When examining the cybersecurity statistics for the healthcare sector, Matt Walmsley, EMEA Director for Vectra, said there is an increase in two trends during the first five months of the year (January-May).

The first, he said is the upward trend of command-and-control behaviours, which indicate remote access to internal systems.

Vectra has seen a 38% increase in command-and-control behaviours from January-May 2020.

The second, he said is the doubling of data exfiltration behaviours, which indicates that data is leaving internal healthcare networks to external destinations like cloud services.

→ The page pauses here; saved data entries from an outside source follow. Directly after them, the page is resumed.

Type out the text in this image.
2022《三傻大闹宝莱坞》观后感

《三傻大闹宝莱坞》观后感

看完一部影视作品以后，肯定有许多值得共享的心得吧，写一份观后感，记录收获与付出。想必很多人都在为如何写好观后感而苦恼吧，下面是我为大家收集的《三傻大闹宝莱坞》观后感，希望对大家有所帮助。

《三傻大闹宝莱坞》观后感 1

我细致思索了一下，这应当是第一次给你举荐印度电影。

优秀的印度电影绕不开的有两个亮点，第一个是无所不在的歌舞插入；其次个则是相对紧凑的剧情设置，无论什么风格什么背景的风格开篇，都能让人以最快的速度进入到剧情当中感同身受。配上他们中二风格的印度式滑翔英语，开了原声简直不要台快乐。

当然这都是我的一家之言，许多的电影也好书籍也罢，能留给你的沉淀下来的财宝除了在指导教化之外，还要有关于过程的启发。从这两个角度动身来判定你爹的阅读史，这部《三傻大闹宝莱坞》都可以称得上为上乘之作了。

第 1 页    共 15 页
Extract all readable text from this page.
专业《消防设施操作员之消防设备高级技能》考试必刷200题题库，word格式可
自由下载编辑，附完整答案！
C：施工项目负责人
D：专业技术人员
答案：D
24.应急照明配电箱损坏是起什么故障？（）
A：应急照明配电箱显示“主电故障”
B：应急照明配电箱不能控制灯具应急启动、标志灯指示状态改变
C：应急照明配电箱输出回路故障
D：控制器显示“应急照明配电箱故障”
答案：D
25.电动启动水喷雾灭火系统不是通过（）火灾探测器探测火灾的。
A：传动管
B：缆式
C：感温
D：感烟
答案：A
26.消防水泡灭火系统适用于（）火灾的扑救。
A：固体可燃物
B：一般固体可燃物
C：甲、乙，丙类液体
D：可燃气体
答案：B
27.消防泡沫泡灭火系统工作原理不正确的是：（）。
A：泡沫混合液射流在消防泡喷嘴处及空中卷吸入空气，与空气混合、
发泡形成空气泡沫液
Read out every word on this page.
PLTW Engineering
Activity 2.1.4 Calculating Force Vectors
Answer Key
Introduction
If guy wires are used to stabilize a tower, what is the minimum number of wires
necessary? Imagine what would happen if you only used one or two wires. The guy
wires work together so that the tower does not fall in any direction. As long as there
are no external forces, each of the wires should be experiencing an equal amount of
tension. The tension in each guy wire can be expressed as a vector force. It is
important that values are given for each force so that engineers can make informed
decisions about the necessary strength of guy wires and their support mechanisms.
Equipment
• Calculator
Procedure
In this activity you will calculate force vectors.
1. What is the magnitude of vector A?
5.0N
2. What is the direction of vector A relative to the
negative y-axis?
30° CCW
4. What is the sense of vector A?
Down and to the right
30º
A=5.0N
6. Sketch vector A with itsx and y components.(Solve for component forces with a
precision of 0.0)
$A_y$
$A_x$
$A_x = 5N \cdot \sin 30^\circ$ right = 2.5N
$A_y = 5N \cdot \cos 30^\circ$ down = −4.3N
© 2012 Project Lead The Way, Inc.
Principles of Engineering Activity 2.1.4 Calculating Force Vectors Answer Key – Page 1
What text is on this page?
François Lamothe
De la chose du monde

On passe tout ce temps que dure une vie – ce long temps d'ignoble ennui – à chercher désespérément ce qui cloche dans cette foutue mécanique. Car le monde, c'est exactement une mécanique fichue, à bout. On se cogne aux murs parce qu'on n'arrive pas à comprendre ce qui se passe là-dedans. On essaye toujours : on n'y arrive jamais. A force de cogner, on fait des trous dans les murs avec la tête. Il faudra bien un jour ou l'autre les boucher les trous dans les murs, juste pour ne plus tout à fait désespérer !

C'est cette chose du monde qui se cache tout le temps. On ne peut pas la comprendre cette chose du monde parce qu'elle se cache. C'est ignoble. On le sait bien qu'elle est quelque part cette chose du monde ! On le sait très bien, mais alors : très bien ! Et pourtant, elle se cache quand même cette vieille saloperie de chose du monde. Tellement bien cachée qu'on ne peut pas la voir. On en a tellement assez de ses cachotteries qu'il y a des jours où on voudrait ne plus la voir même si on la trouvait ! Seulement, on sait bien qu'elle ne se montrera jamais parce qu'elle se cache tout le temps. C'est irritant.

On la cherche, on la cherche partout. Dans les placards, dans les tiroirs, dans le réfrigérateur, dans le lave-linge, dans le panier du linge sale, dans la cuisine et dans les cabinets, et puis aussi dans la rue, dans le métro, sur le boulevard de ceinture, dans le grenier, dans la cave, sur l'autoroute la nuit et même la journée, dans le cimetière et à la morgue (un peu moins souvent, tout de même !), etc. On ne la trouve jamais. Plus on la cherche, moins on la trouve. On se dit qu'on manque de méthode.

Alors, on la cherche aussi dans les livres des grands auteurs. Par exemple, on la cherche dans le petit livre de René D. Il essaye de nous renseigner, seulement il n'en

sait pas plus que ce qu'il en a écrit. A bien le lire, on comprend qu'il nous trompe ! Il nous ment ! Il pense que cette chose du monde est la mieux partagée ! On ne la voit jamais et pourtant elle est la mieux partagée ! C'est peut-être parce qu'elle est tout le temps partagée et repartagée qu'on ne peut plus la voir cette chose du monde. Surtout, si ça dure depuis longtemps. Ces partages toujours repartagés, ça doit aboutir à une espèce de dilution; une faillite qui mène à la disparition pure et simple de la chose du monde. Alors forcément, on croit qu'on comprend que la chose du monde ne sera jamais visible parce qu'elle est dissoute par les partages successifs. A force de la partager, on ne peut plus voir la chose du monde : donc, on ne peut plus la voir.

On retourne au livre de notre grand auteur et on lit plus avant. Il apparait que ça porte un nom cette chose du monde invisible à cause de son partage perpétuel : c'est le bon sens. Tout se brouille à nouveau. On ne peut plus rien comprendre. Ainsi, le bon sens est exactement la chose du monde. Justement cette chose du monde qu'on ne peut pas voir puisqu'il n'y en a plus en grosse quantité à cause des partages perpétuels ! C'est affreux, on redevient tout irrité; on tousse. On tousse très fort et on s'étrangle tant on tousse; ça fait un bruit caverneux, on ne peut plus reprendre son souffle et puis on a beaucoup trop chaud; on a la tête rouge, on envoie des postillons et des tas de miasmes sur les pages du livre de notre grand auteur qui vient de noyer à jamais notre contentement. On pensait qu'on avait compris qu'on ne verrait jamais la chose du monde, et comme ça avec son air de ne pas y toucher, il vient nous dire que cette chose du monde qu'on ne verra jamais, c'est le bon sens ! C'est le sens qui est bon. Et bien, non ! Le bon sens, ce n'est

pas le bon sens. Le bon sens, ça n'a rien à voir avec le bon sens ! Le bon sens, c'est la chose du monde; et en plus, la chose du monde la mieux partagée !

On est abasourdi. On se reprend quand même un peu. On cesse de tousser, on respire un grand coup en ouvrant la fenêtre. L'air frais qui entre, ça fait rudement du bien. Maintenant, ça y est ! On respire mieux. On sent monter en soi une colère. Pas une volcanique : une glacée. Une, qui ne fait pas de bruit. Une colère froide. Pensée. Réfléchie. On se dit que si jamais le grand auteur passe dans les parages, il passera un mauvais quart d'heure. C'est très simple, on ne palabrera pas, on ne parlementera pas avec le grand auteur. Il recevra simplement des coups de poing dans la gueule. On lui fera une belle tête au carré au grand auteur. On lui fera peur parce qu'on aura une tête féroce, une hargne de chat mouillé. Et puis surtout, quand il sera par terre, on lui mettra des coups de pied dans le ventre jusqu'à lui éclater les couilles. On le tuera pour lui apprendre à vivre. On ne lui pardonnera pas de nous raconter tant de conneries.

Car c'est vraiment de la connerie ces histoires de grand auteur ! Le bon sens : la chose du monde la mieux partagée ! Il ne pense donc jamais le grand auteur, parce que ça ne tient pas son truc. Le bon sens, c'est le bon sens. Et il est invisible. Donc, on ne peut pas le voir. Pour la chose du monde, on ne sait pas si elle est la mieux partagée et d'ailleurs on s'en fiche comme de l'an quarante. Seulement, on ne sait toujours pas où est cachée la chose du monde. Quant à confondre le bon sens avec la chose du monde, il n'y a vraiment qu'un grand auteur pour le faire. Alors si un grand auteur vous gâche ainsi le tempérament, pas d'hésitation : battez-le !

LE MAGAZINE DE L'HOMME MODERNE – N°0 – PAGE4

“This increase in remote access and data transmitted to external destinations aligns with the rapid adoption of cloud services in healthcare during the Covid-19 pandemic. Cloud adoption happened faster than proper due diligence can be applied by information security personnel and with proper security visibility and data governance,” he said.

Moreover, he said that the healthcare sector suffered the most due to sudden and rapid shift to the cloud to support overwhelmed infrastructure and increased collaboration using the same strapped IT and security resources.

Matt Walmsley, EMEA Director for Vectra

"Cloud adoption happened faster than proper due diligence can be applied by information security personnel and with proper security visibility and data governance," Matt Walmsley, EMEA Director for Vectra, said. (Image credit: Vectra)

Need of the hour is NDR platform

David Willis, head of cyber, governance and assurance at the Greater Manchester Health and Social Care Partnership, National Health Service, in the UK, has observed sudden growth in data movement outside of their organisation’s traditional boundaries.

 “That growth is most likely due to how the NHS has traditionally worked in siloed data centres behind a firewall and has now shifted to the Covid-19 world of cloud-based collaboration,” he said.

World Health Organisation (WHO) had said that they have seen a five-fold increase in phishing and ransomware attacks over the same period.

In March and April, security researchers, the US Department of Homeland Security, and other federal agencies warned that attackers were taking advantage of the increase in remote workers and the COVID-19 crisis.

These warnings ranged from launching ransomware, hijacking videoconferencing, targeting virtual private networks (VPNs), and ramping up business e-mail compromise schemes and fraud attempts.

Breaking down the healthcare threat data by geography, Vectra study showed that Europe, the Middle East and Africa (EMEA), as well as North America, experienced an increase in the volume of external data movement.

EMEA doubled the amount of data moving to external destinations over the five months from January-May 2020. In North America, healthcare providers experienced an initial spike in external data movement activity that settled down over time.

The bigger concern, Walmsley said is the increase in data that leaves the internal infrastructure to external destinations not seen before and this is likely due to the result of large volumes of health-related data rapidly propagating within cloud services.

“The problem of data going to new and unmanaged cloud services compounds the existing issue of unmanaged medical devices that are already widespread in healthcare,” he said.

The need of the hour, he said is that security teams must now urgently grapple with where healthcare data resides and how to safeguard it.

“To do so require pan-organisational cooperation among IT and security teams as well as network visibility that integrates the cloud and the on-premises infrastructure to enable truly comprehensive threat detection and response capability,” he said.

However, he said that security organisations in healthcare will likely struggle with managing the need for availability of patient information with the policy and controls required for securing and protecting that data in the cloud.

The best option, he said is to have a network detection and response (NDR) platform to detect and respond to attacks that have circumvented or defeated defensive controls and gained an operating capability inside an organisation’s infrastructure.

While the pandemic will likely dissipate, he said that the long-term impact for healthcare providers is likely to be profound – leaving business leaders and security professionals tasked with protecting an attack surface that to date has been uncharted.